The Soviet version was a hit. "For decades, these films have enchanted East European viewers, both young and old," writes Dan Colman for OpenCulture. "And they still occasionally appear on Russian TV."
Fans of Russian animation may have seen this version of Winnie-the-Pooh, but it's worth repeat viewing. Here (via The Toast) is the first part:
Like Milne’s original character and Disney's version, Khitruk’s Pooh is a honey-obsessed, round-bellied bear who likes to sing his own made-up lyrics. However, this Pooh’s dialogue and songs are more rapid-fire than the Disney Pooh’s. Instead of folding his arm and tapping his head to "think," Russian Pooh stops and looks straight at the viewer. Russian Piglet is just as eager to please, but much less timid. Russian Rabbit is studious-looking and possesses "very good manners" that keep him from telling Pooh what he really thinks after the bear eats too much of his honey and gets stuck in his front door. Eeyore is somehow sadder; Owl is a woman.

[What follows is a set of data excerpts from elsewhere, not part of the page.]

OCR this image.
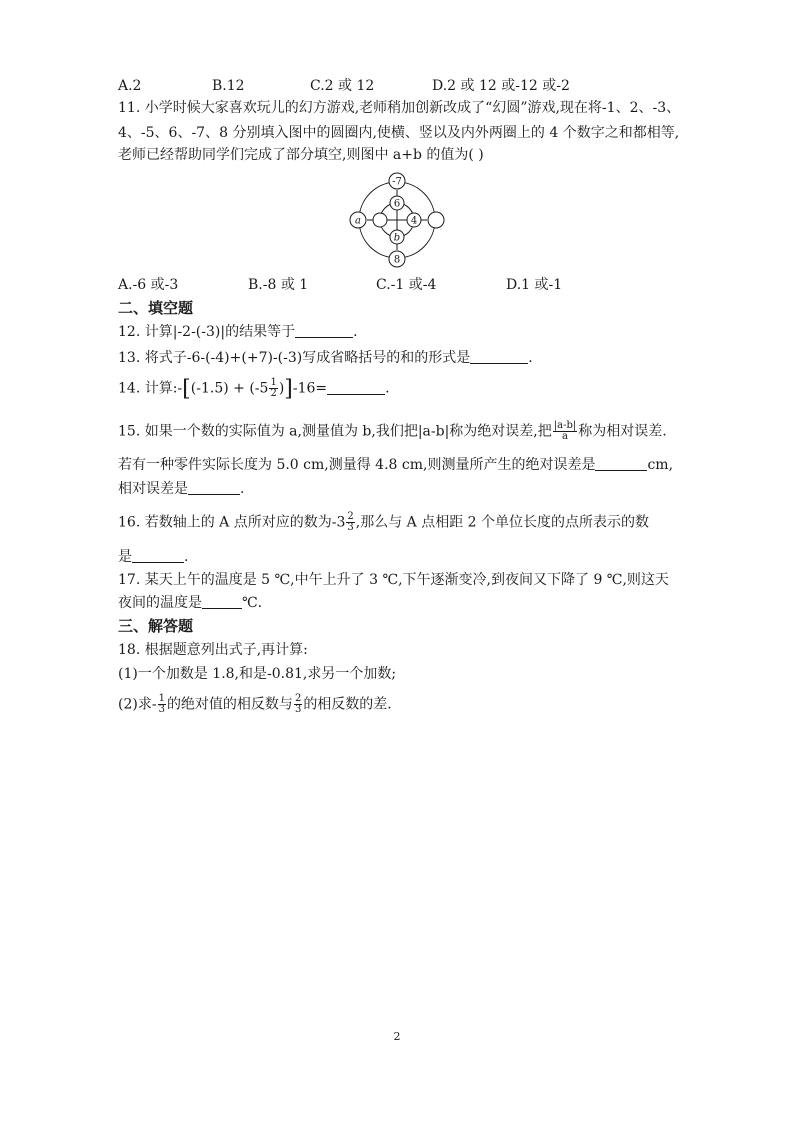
A.2	B.12	C.2 或 12	D.2 或 12 或-12 或-2
11. 小学时候大家喜欢玩儿的幻方游戏,老师稍加创新改成了“幻圆”游戏,现在将-1、2、-3、
4、-5、6、-7、8 分别填入图中的圆圈内,使横、竖以及内外两圈上的 4 个数字之和都相等,
老师已经帮助同学们完成了部分填空,则图中 a+b 的值为( )
-7
a
6
4
b
8
A.-6 或-3	B.-8 或 1	C.-1 或-4	D.1 或-1
二、填空题
12. 计算|-2-(-3)|的结果等于	.
13. 将式子-6-(-4)+(+7)-(-3)写成省略括号的和的形式是	.
14. 计算:-[(-1.5) + $(-5 \frac{1}{2} )]-16=$	.
15. 如果一个数的实际值为 a,测量值为 b,我们把|a-b|称为绝对误差,把 $\frac{|a-b|}{a}$ 称为相对误差.
若有一种零件实际长度为 5.0 cm,测量得 4.8 cm,则测量所产生的绝对误差是	cm,
相对误差是	.
16. 若数轴上的 A 点所对应的数为$-3 \frac{2}{3}$ ,那么与 A 点相距 2 个单位长度的点所表示的数
是	.
17. 某天上午的温度是 5 ℃,中午上升了 3 ℃,下午逐渐变冷,到夜间又下降了 9 ℃,则这天
夜间的温度是	℃.
三、解答题
18. 根据题意列出式子,再计算:
(1)一个加数是 1.8,和是-0.81,求另一个加数;
(2)求- $\frac{1}{3}$ 的绝对值的相反数与 $\frac{2}{3}$ 的相反数的差.
2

Khitruk’s Winnie-the-Pooh doesn’t include the young boy, Christopher Robin, or any humans in its cast. There’s no Tigger, either: the three-part animation sticks to stories from Milne’s first book, and the bouncy tiger wasn’t introduced until the sequel, explains the author of the Snarky Nomad blog. The Soviet version is "a universe where Vinni Pukh and his friends are very much alive, not as forest animals or stuffed toys but as 'real' characters with no traces of human interference," writes Swiss film scholar and animator Oswald Iten in his blog Colorful Animation Expressions (via Cartoonbrew).